AI summary
Plastik baru yang dikembangkan dapat membantu mengurangi pencemaran plastik di lautan. Plastik supramolekuler memiliki potensi untuk menjadi alternatif yang lebih ramah lingkungan dibandingkan plastik tradisional. Pengelolaan yang hati-hati diperlukan untuk mencegah dampak negatif dari produk penguraian plastik terhadap ekosistem. Mikroplastik telah terdeteksi di seluruh dunia, termasuk di lautan dalam dan es Arktik, menimbulkan kekhawatiran tentang dampaknya terhadap kesehatan dan lingkungan. Dengan lebih dari 358 triliun partikel mikroplastik di permukaan lautan, dampak penuhnya masih belum jelas, meskipun ada bukti yang menunjukkan bahaya bagi ekosistem dan kesehatan. Untuk mengatasi masalah pencemaran ini, para ilmuwan di RIKEN, Jepang, telah mengembangkan jenis plastik baru yang stabil saat digunakan sehari-hari tetapi cepat larut dalam air garam, menjadi senyawa yang tidak berbahaya.Plastik baru ini terbuat dari polimer supramolekuler, yang merupakan bahan yang terdiri dari molekul kecil yang terhubung oleh ikatan reversibel.
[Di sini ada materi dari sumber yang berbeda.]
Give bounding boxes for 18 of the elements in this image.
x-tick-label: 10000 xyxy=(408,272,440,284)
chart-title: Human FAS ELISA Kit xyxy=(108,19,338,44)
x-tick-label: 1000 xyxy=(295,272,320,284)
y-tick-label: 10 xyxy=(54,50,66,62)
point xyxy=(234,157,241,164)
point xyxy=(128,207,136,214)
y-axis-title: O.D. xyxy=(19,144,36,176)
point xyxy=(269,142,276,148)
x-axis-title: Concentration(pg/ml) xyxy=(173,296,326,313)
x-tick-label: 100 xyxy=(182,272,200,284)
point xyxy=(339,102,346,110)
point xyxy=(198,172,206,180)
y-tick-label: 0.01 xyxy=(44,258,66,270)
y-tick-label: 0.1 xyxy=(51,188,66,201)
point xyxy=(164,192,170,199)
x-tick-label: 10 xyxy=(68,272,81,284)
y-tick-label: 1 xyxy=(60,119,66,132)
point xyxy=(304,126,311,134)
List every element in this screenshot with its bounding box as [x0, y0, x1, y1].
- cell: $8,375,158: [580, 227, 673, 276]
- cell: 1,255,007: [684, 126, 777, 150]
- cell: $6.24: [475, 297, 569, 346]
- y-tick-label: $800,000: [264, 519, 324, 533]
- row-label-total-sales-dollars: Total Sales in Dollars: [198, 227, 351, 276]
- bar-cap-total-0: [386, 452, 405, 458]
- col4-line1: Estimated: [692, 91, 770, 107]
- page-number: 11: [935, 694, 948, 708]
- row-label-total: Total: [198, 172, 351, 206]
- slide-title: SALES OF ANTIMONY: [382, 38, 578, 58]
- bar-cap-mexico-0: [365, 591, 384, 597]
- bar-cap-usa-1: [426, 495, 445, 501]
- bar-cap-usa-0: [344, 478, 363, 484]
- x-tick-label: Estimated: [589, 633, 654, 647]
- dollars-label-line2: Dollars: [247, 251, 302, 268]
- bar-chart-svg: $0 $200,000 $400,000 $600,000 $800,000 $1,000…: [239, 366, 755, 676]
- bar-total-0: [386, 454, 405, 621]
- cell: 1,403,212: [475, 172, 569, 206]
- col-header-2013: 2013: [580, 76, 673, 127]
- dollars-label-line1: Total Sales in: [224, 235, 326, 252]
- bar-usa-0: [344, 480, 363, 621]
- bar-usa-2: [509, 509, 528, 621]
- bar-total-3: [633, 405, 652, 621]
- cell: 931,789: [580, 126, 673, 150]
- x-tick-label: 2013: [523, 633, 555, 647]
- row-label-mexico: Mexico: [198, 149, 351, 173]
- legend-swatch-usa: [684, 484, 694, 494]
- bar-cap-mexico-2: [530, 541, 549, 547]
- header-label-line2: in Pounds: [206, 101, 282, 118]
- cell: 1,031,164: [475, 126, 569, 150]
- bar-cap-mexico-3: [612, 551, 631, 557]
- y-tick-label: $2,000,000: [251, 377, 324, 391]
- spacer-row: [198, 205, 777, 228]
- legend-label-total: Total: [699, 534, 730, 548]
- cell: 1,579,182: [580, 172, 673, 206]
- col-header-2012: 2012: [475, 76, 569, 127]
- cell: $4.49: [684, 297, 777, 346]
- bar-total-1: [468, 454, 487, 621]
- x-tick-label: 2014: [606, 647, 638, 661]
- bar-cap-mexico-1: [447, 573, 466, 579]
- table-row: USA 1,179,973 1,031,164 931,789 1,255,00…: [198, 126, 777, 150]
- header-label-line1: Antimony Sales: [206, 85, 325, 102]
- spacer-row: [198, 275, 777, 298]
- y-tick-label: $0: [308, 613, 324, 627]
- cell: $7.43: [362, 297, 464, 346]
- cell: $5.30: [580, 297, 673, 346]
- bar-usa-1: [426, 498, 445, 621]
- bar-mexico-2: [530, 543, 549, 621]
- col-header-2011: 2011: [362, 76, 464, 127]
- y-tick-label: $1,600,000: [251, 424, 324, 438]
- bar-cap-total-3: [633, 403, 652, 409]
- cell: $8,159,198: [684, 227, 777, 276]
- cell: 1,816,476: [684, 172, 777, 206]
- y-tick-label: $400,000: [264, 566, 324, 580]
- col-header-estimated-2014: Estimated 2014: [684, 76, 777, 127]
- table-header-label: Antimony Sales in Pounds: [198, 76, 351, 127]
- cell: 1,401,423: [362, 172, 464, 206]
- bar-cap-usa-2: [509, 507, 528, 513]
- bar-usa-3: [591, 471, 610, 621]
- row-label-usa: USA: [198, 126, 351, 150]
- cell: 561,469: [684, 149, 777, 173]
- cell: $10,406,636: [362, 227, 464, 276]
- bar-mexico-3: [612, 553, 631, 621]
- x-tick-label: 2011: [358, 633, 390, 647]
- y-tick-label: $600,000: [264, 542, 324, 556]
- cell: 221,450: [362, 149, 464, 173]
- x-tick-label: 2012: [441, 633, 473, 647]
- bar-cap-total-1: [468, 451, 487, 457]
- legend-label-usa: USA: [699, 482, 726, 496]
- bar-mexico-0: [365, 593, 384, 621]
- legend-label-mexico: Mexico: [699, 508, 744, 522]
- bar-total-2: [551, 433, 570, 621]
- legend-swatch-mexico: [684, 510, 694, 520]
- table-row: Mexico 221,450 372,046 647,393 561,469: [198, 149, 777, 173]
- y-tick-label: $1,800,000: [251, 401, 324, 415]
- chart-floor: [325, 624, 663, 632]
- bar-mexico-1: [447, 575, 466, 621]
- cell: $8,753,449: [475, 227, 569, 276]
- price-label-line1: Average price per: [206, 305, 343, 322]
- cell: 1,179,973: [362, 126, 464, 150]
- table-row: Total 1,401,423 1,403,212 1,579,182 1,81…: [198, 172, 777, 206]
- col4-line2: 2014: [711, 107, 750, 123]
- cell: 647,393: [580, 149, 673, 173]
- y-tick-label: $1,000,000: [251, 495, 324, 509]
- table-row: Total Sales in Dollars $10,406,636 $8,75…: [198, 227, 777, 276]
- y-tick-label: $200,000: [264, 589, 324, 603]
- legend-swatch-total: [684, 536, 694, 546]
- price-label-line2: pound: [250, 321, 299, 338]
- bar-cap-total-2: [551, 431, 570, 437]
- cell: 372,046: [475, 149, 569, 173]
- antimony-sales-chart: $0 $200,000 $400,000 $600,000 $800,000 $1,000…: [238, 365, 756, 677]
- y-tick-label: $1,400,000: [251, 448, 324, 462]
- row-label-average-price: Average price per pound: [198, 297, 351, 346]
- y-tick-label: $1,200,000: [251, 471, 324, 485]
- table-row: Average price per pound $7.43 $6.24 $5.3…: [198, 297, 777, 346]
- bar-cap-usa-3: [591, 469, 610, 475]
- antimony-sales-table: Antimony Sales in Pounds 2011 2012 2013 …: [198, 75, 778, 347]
Berbeda dengan plastik tradisional yang menggunakan rantai kovalen yang kuat, polimer supramolekuler dapat memperbaiki diri ketika rusak dan mudah didaur ulang. Tim peneliti menemukan bahwa dengan menggabungkan natrium heksametafosfat dan monomer berbasis ion guanidinium, mereka dapat menciptakan ikatan yang kuat namun mudah terurai dalam kondisi yang tepat, seperti di air garam.Setelah diuji, lembaran plastik baru ini memiliki kekuatan yang setara dengan plastik konvensional dan dapat larut dalam air garam dalam waktu kurang dari sembilan jam. Produk hasil pecahnya, yaitu nitrogen dan fosfor, dapat digunakan kembali sebagai nutrisi untuk mikroba dan tanaman. Para peneliti berharap bahwa dengan pengelolaan yang hati-hati, plastik ini dapat membantu mengurangi pencemaran plastik dan dampak negatifnya terhadap lingkungan.
Inovasi ini sangat menjanjikan karena menggabungkan kekuatan dan kemudahan terurai yang biasanya sulit didapat pada plastik. Namun, tantangan besar masih ada pada implementasi industri dan pengelolaan produk hasil terurainya agar dampak ekologisnya positif, bukan malah menimbulkan masalah baru.